The diet of all should consist of vegetables, milk, bread, and the like; and in some cases a little mutton-broth may be allowed. The drink should be nothing but water, unless by the particular direction of the inoculator.
But in order to secure the observance of this regimen more exactly, all salted provision and every kind of strong liquor ought to be removed from the place, and every necessary precaution taken to prevent the patients from procuring any.

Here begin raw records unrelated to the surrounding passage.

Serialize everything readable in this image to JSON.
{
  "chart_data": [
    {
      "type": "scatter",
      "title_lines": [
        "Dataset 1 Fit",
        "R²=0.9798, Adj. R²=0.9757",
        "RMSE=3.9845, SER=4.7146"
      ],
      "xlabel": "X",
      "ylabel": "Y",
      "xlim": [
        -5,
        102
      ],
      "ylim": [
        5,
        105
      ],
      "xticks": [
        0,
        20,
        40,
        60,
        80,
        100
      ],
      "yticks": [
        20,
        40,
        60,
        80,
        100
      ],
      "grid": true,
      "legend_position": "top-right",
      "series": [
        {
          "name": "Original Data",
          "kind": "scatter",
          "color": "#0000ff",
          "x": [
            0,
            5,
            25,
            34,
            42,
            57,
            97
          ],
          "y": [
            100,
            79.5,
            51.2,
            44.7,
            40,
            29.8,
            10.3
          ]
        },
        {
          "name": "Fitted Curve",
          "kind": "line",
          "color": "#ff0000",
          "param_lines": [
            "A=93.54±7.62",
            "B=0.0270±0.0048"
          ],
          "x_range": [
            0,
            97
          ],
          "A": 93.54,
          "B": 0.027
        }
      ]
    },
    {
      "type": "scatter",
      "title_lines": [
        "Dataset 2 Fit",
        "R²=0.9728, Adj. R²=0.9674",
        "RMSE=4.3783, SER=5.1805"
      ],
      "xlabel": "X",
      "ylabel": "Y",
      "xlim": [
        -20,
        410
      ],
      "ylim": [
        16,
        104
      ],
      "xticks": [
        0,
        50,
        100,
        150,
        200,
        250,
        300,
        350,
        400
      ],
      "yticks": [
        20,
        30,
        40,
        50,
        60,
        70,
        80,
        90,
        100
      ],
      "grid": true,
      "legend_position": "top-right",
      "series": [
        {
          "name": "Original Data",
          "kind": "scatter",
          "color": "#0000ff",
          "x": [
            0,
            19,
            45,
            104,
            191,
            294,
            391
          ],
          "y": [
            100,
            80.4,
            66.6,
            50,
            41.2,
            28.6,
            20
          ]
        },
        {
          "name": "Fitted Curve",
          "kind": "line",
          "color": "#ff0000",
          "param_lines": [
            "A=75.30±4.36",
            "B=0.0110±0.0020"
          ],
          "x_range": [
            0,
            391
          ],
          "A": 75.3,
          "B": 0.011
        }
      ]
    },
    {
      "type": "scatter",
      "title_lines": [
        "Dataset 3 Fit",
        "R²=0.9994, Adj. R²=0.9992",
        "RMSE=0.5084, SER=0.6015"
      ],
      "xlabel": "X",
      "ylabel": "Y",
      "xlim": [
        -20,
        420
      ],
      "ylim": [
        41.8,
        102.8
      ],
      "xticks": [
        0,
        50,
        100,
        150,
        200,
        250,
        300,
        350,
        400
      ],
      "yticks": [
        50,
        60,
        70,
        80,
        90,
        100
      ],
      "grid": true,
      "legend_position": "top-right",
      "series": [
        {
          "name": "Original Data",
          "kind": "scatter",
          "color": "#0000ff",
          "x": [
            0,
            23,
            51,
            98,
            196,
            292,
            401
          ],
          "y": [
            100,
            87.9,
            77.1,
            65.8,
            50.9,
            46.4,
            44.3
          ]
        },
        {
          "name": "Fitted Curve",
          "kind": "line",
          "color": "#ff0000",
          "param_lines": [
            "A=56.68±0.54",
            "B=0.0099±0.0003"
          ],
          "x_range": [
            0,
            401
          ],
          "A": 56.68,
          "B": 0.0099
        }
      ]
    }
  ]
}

In respect to medicines, the prescriptions being agreed on by the faculty, a sufficient quantity should be prepared, and proper doses; agreeable to the different age and constitution, put up separately, and distributed by the inoculator among the patients, with directions in what manner they should be administered; and their recovery should be completed with some proper purgative.
A licence or exclusive permission ought to be granted to such physicians or surgeons as undertake to inoculate for the Small Pox; for the mischief arising from the practice of inoculation by the illiterate and ignorant is beyond conception[[1]]. Such persons, instead of confining the infection within narrow limits, too often, through want of skill or honesty, are the means of propagating it, to the great terror of many people, the fatal consequences of which, and the destructive tokens, remain in many places in England. For besides the dreadful mortality which the disease itself has occasioned, it has often proved the source of discord and contention among neighbours, and disturbed that harmony and friendship which had before subsisted among the inhabitants.
[1]. To enumerate the instances that have happened within my own knowledge to confirm this assertion, would be almost endless; I shall only mention a few that are remarkable.
I was desired to visit a young woman about ten miles distant; I found her dying from the inoculation of a man, who, upon the credit of having been my coachman, had set up inoculator: he was gone on the pretence of procuring my assistance, but in fact had ran away; this was his thirteenth patient.
Another illiterate person in my neighbourhood began the practice; but a child he had inoculated happening to have a fit, he was so frighted as to elope till he was informed that his patient was out of danger.
I received a letter from a poor man who kept a school about eight miles from Hertford, to inform me, that not being able to pay a proper person, he had ventured to inoculate his own family himself, and begging a visit on account of one of his children who he feared was in danger: I complied with his request, and found one child dying of a confluent pock; but my compassion abated, on finding his house filled with some poor neighbours from whom he received a small gratuity for their inoculation, one of which had lost an eye under his care. This man’s residence was in a small town, and from his patients several caught the Small Pox, and some died.
I saw a poor woman dying of a confluent disease; her husband had raised money for his own inoculation, and having had the disease favourably, was assured by a farmer who inoculated him, that he might safely go home to his family. The wife died, leaving five children, who all had the disease and recovered.
At a village not far from Hertford, the same farmer inoculated as many of the parish as could raise five shillings and three-pence, informing the others that the Small Pox was not catching from the inoculated; but the whole neighbourhood became infected, and several died.